Tuesday, October 06, 2020

Weekly fact check: misinformation, conflicting statements follow Trump's coronavirus diagnosis

In the days President Trump announced that he and First Lady Melania Trump had tested positive for coronavirus, statements from White House staff and the presidents doctors have been confusing and sometimes contradictory. Here's some fact-checking on that and related matters from FactCheck.org.

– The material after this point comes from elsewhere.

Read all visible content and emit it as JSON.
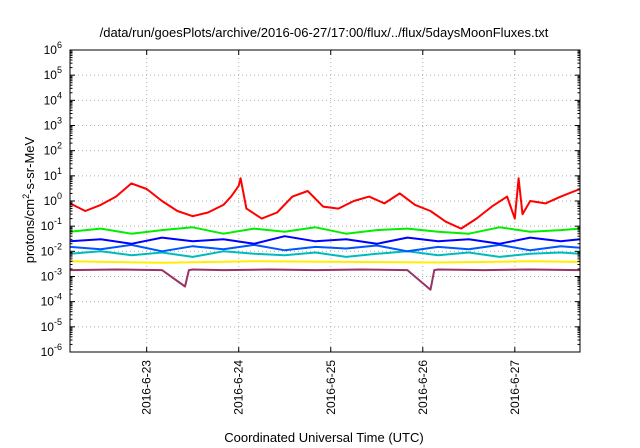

"Trump’s medical team has portrayed his illness as relatively mild and improving, but also has shared details that would suggest the president may be sicker than they have described," Eugene Kiely and Jessica McDonald report. They highlight some examples:
  • On the evening of Oct. 1, Trump told Fox News' Sean Hannity that he would get his test back that night or the next morning, suggesting he did not know whether he was positive. But he had already tested positive with a rapid-results test, and was referring to a more accurate test that took longer to develop.
  • Trump's doctors falsely said several times that Trump had not received supplemental oxygen, that his symptoms were mild but an anonymous source, later revealed to be White House Chief of Staff Mark Meadows, told a White House pool reporter that "The president’s vitals over the last 24 hours were very concerning and the next 48 hours will be critical in terms of his care. We’re still not on a clear path to a full recovery."
  • Conley sought to clear up confusion about when Trump was diagnosed, since his initial statements made it appear that Trump knew he was positive for a full day before the announcement. 
  • In a briefing on Oct. 4, Conley admitted that he had not disclosed earlier that Trump received supplemental oxygen because he wanted to make things look more upbeat and, apparently, avoid upsetting the president so much that his illness worsened. "I was trying to reflect the upbeat attitude that the team, the president, that his course of illness has had," Conley said. "I didn’t want to give any information that might steer the course of illness in another direction and in doing so, it came off that we were trying to hide something, which wasn’t necessarily true."